Hornbuckle Mitchell

PENSIONS REFORMS MUST NOT REPEAT CHILD SUPPORT AGENCY MISTAKES, SAYS HORNBUCKLE MITCHELL


13th July 2010

Lessons from the Child Support Agency should be front of mind when considering changes to pensions policy so that the benefits are not outweighed by the costs, says Hornbuckle Mitchell.

Dave White, managing director of the SIPP and income drawdown expert, drew parallels between recent pension changes and the ill-fated Child Support Agency which achieved notoriety by spending far more on administration than it managed to collect.

“Almost every change in pension regulation or the pension rules represents an extra cost – directly or indirectly – on the pension saver or the taxpayer,” said Dave White. “Less than five years ago an attempt was made to simplify the rules, but since then the complexity and uncertainty has crept back in and once again become a drag on long-term investing.”

He said that recent months had seen a series of new rules followed by updates that the average pension investor would have little hope of fully understanding and many IFAs struggled with:

Flawed anti-forestalling rules – “instead of going back to the drawing board they chose to add in even more layers or rules”
Withdrawal of higher rate tax relief on high earners – “the madness of making employers and the pensions industry spend £2.5 billion to raise £3.6 billion”
Protected Rights and proportionality – “facing extinction but we are still forced to jump through hoops”
Restricting pre-age 55 income drawdown investors - “preventing them from optimising their pensions by transferring”

“All these have become issues since the last simplification in 2006,” said Dave White. “Tax relief for higher earners is already undergoing a rethink, Protected Rights is being scrapped in 2012 and HM Revenue & Customs have recently U-turned on the income drawdown issue.

“The common thread is that all these issues have generated vast amounts of uncertainty and extra work.
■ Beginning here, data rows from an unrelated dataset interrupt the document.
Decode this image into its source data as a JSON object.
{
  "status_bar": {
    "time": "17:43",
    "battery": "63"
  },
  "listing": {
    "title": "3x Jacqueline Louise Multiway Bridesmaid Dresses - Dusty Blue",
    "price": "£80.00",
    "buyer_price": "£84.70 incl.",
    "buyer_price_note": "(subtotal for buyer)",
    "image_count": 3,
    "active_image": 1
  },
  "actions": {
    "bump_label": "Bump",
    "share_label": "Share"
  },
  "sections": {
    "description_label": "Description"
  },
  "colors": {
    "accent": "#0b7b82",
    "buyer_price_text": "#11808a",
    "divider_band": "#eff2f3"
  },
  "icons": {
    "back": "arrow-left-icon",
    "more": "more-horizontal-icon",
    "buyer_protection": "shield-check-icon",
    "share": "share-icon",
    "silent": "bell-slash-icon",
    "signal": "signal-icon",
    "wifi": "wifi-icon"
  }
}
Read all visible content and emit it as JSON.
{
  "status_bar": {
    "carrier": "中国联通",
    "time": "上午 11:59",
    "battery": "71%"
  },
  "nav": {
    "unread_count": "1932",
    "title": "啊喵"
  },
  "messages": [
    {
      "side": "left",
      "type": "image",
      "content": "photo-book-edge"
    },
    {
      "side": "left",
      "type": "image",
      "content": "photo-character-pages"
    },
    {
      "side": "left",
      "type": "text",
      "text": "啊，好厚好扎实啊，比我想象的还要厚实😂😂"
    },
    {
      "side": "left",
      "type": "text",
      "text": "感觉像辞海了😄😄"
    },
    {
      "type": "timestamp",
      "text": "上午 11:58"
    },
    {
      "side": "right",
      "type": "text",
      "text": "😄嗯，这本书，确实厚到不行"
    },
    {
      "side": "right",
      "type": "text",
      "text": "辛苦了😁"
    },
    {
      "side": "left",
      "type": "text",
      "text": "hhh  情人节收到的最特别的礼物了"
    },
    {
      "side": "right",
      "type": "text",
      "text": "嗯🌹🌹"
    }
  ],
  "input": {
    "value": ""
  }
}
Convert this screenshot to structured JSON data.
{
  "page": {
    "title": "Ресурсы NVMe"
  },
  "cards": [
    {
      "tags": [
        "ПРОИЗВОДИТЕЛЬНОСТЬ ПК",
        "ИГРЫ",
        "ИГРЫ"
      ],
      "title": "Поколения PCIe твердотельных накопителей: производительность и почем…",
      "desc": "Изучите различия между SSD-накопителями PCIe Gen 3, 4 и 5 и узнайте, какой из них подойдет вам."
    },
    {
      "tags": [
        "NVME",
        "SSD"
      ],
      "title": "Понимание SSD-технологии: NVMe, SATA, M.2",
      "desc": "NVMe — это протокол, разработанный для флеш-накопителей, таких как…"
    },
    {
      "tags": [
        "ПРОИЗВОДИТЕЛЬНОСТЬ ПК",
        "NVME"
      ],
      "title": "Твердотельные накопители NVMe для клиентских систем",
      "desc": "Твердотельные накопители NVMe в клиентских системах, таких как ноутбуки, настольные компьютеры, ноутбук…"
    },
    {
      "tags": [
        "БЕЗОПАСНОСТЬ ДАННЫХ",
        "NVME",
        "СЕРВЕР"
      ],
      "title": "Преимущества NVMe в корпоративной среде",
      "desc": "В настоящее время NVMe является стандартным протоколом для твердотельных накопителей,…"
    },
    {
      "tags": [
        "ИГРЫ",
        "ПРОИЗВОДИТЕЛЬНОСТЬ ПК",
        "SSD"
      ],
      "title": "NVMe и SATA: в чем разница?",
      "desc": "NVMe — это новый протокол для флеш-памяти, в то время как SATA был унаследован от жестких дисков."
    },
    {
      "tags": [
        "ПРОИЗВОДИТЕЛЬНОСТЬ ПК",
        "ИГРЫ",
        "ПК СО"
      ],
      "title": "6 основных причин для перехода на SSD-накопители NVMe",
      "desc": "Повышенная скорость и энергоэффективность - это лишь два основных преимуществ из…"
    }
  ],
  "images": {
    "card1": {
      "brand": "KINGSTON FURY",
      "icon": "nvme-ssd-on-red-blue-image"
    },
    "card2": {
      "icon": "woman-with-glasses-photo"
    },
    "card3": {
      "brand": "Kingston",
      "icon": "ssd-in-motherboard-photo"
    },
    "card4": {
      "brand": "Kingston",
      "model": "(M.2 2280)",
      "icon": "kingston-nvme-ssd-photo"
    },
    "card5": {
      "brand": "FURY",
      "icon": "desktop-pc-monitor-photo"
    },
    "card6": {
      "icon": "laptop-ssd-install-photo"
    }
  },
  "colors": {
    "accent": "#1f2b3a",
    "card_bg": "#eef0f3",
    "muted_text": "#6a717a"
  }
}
Even on arguably the smallest issue, on pre-55 drawdown, we have been taking calls on a daily basis. Clients don’t understand the changes, advisers can’t advise without clarifications and providers have to start reworking their systems, procedures, literature and so on.

“Our size makes us nimble and quick and able to support advisers on these issues, but they still do represent a challenge. Smaller providers with just a few hundred SIPPs must struggle while we know bigger providers can be slow to turn around their systems.

“The new Government has so far shown a more pragmatic approach as can be seen by its proposal for an annual limit on pension contributions and its stance on Capital Gains Tax. We are hopeful this is going to continue and that pensions will become a more settled environment allowing people to plan for the long-term in confidence.”